My friend Karen is reading How Democracies Die. She told me this in the locker room after our swim and shower. It was so like her to be toweling off, her skin red from the world’s hottest shower, and talking about the slippery slop of authoritarianism which, in her view, we are sliding down on greased flying saucers from the old K-Mart.
I waited for a break in her analysis, almost not wanting to interrupt her enthusiasm but I thought it only right to tell her, “I’m reading The Trauma Cleaner.” She laughs, she’s always so cheery, and says she reads books like that; she alternates a hard book and an easy book. I don’t alternate, though.
There, you see, is the fundamental difference between us. I’m smart enough but I quit adding to the pot decades ago. Whatever was there the last day of college is pretty much it except for what can be gleaned from the New York Times and the New Yorker (such an influential place). For a while I tried reading the NYT Review of Books so I’d know enough about big, serious books to fake it but I lost patience with that (after about two weeks) and now read the front page, Modern Love, and the wedding of the week which, if you’ve never read it, you should. The stories are always super sweet; unlikely folks who’ve given up on love and live thousands of miles from each other, fall in love and then have a giant wedding in a place with white chairs and towering oak trees. It’s great.

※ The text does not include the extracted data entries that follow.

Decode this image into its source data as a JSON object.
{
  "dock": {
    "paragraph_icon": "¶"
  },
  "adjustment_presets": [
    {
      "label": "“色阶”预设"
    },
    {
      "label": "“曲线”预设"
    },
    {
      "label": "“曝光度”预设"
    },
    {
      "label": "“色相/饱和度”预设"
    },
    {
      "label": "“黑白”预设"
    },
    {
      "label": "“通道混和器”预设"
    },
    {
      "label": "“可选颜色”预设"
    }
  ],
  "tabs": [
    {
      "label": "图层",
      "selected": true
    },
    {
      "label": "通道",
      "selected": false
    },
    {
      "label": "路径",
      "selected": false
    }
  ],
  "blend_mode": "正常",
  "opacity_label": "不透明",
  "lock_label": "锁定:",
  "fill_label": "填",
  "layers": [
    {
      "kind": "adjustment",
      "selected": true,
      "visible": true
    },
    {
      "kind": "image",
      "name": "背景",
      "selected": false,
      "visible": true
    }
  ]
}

The rest of my reading is mostly memoir; the book before The Trauma Cleaner was Traveling with Ghosts which is a remarkable book written by a woman whose fiance was killed by a box jellyfish. There’s more to it than that but you’d be surprised how she untangles the story and reweaves it; and the sorrow practically reaches out of the pages and holds your face in its hands. I stopped reading it before the end, I don’t know why.
The Trauma Cleaner is actually about a woman who cleans up terrible situations, the aftermath of death and mayhem of all kinds and these stories are compelling in a can’t turn away, must turn away kind of way. But the deeper story is about the woman herself who started life as a boy but an unwanted one. His parents marginalized him, making him live in a hut in the backyard and his father beat him. Eventually, he transitioned to being a woman and became a prostitute and through a series of extraordinarily difficult situations became a trauma cleaner full of wisdom and kind matter-of-factness that one would want in a trauma cleaner. It’s fascinating.
My friend cut the analysis of failing democratic institutions short to tell me why the fiscal crisis of our local government was the direct result of the state continuing to lose revenue because of a blind devotion to tax cuts and thus having much less money to return to localities for essential services. Although I’d taken the opposite position a few days prior, I capitulated immediately. Who wouldn’t in the face of someone who reads How Democracies Die? Dying democracies trump trauma cleaning any day of the week. I know that much.